Thursday, February 18, 2010

A war is a being waged...


Where does my daughter get her bad attitude? She is only three years old...what has happened in her short life to make her as cranky as Archie Bunker? Seriously? Today, I got home from work to find Sophie in a foul mood. Immediately after I walked in the door, I had to tell the kids to get their boots and coats on so we could go pick up Lucas from school. Nicholas, being the eternally cheerful child that he is, complied right away, chatting away and smiling a goofy grin the entire time. Sophie, being the eternally willful child SHE is, immediately began complaining. Five more minutes? I don't want to. I can't walk. She dropped to the floor complaining that she was tired. "Sophie, get your boots on." Nothing. So I raised my voice a tad. "Now. Get your boots on. We have to go get your brother" Again, nothing. This time I lowered my voice, producing the most menacing tone I could muster. "Sophie Elizabeth," I growled, "get your boots on right now." Still nothing. Ok...time to pull out the big guns. "If you don't get your boots on right now, girl, you are not going to get a happy meal (we typically get happy meals on Thursdays because the kids have their ECFE class)." This time I got a dirty look....a glare of pure evil. But no movement from the floor at all. "Ok...Nicholas and Lucas are getting happy meals, but Sophie is not," I announced to no one in particular. Sophie, with steady confidence in her voice, responded simply,"Yes I am." At this point, I had had enough. Why am I arguing with a 3 year old? I am bigger than her. Much bigger than her. I jerked her up from the floor, forced her shoes onto her feet while she was laying sprawled out over the ottoman complaining that she was "exhausted." I had to put her coat on while holding her in the air...not an easy task. I carried her limp body to the van and fought to get her hands out of her coat pockets to strap her in. I finally fell into the front driver's seat, exhausted from my run-in with the beast.
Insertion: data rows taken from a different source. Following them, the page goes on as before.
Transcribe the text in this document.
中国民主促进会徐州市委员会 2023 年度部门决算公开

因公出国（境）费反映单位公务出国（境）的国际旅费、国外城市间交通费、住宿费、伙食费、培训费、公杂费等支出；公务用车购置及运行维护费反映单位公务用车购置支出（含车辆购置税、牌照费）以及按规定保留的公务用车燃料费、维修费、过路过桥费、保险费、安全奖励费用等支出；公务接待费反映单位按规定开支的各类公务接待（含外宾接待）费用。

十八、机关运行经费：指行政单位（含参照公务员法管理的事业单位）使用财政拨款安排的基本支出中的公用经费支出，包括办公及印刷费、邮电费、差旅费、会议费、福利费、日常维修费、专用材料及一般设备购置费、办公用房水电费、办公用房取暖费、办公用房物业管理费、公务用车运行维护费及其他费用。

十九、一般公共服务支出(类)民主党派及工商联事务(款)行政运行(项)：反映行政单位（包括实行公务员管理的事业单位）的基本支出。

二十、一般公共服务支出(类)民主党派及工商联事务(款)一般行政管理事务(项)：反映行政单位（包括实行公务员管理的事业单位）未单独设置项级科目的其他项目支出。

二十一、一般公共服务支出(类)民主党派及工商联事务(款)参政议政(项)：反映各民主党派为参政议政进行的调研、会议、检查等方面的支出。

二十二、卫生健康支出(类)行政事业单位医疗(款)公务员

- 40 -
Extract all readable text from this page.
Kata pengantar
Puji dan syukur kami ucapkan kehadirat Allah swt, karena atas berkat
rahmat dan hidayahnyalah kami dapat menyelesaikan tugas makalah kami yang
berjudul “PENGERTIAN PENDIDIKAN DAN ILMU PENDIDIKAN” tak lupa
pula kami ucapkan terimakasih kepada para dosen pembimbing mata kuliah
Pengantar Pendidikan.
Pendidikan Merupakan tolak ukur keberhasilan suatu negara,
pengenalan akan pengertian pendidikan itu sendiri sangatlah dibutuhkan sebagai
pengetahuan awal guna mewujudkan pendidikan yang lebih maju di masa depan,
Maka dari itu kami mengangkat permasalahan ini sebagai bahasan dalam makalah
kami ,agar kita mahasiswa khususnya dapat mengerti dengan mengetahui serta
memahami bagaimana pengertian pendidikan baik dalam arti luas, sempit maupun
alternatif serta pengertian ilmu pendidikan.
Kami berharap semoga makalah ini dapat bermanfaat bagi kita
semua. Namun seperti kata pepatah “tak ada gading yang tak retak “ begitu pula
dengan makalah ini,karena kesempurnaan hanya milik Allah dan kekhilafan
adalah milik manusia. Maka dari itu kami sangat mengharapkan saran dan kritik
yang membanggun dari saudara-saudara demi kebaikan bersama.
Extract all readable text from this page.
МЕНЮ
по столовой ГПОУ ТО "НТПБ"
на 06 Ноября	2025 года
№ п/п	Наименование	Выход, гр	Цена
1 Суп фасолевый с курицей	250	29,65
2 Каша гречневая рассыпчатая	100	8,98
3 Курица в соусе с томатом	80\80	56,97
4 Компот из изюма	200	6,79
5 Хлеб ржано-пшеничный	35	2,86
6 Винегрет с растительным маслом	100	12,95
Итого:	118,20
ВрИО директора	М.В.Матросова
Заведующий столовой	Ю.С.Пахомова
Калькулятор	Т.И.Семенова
Sophie was not done, however. As soon as I started the car, she screamed, "I don't want to listen to the radio!" Too bad. I turned the radio on. "I hate music!" Again, too bad. "Cover your ears," I told her. She put her hands over her ears as I watched her in the rearview mirror. She kept her hands over her ears the entire ride to Lucas' school, occasionally yelling out "I can still hear it!" Perhaps I am a vindictive woman, but every time she yelled that she could still hear the radio, I turned it up a notch. When we parked in front of Lucas' school, Sophie informed me that she couldn't walk because she was tired and that I would have to carry her. Nope. Not gonna happen. I told her that she would have to walk or she would wait in the car all alone while Nicholas and I went in and got Lucas. Luckily, she didn't call my bluff on that one. Instead, she screamed at the top of her lungs that her legs were "tired." Now normally, if she were being pleasant, I wouldn't have minded carrying her at all. However, in that moment, we were at war. Opposing camps. There would be no compromises. She was the enemy and I'll be damned if I was going to carry her! She did eventually walk into school of her own accord. I had won the battle, but I knew from her demeanor that the war was far from over. We may be fighting this war for years to come. Our own Hundred Years War. Mothers and daughters....the eternal struggle.

Did I get her a happy meal? Yes, of course. By the time we got to McDonalds, she had fallen asleep in the car. I guess she really was tired. She may have days where I swear that she is channeling Satan himself...but when she is asleep, Sophie is the most beautiful, precious creature I have ever seen. One look at Sleeping Beauty in the back seat and I melted. She is capable of pushing my buttons in a way the boys can't. I realize that we butt heads more than we should. Maybe it's because she's a girl? Maybe it's because we're a little too much alike? Maybe I see too much of myself in her, so I expect more from her? I don't know. But she got her happy meal. Perhaps I did not win the battle after all.

1 comments:

Jen said...

LOL! Oh My.......... she reminds me of my sister little girls... Drama, lol. Sometimes we forget that they are just lil people who have bad days too. Poor thing was just tired and maybe having a case of the winter blues :) Shes such a cutie.